Russian bass Fyodor Chaliapin, who frequently starred in Massenet's opera Don Quichotte, is associated with two song cycles intended for a movie version of Don Quixote directed by Georg W. Pabst. Maurice Ravel originally received the commission, but health problems prevented him from meeting the deadline. Don Quixote to Dulcinea for bass voice and orchestra was Ravel's last completed work. Jacques Ibert took over the film project and provided his own Songs of Don Quixote, which he later expanded into an operatic extravaganza, The Knight Errant.
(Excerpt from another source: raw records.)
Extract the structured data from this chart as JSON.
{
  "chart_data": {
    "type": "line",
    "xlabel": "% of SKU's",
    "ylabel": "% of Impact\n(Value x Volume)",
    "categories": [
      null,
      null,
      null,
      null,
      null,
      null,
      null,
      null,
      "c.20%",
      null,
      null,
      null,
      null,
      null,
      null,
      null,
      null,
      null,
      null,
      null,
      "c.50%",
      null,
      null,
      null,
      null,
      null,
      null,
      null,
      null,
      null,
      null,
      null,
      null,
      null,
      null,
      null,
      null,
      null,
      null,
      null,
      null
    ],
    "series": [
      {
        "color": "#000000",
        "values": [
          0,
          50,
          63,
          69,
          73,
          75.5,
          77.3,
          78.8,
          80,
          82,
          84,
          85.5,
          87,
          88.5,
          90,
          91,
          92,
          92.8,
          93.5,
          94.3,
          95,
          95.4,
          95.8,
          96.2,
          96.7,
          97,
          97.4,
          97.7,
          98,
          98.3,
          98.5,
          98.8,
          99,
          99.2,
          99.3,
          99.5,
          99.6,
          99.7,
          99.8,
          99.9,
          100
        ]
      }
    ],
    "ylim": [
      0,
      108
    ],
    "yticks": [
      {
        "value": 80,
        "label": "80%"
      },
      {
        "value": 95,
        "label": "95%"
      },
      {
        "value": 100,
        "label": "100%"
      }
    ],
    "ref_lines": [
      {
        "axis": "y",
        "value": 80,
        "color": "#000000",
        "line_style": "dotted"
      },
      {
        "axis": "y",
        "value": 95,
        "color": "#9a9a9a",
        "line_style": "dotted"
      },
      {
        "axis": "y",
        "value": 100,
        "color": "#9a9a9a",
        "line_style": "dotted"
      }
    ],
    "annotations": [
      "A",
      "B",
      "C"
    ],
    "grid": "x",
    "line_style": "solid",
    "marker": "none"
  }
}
Musical theater aficionados claim what is arguably the most famous stage representation of Don Quixote in Mitch Leigh's Man of La Mancha, a Broadway hit remembered for its timeless ballad "The Impossible Dream." Ballet audiences have watched Cervantes's ingenious gentleman and his servant companion dance across the stage to music by Ludwig Minkus, Goffredo Petrassi and Roberto Gerhard, among others.
Czech composer Viktor Ullmann composed a lively overture entitled Don Quixote Dances the Fandango while imprisoned in the Nazi concentration camp at Terez’n (Theresienstadt). The work remained unorchestrated at the time of Ullmann's murder at Auschwitz.
Near the end of Don Quixote, Cervantes inserts a posthumous tribute that reads in part: "A crazy man his life he passed, but in his senses died at last." Death may have closed the great dreamer's eyes, but his spirit has lived on in music.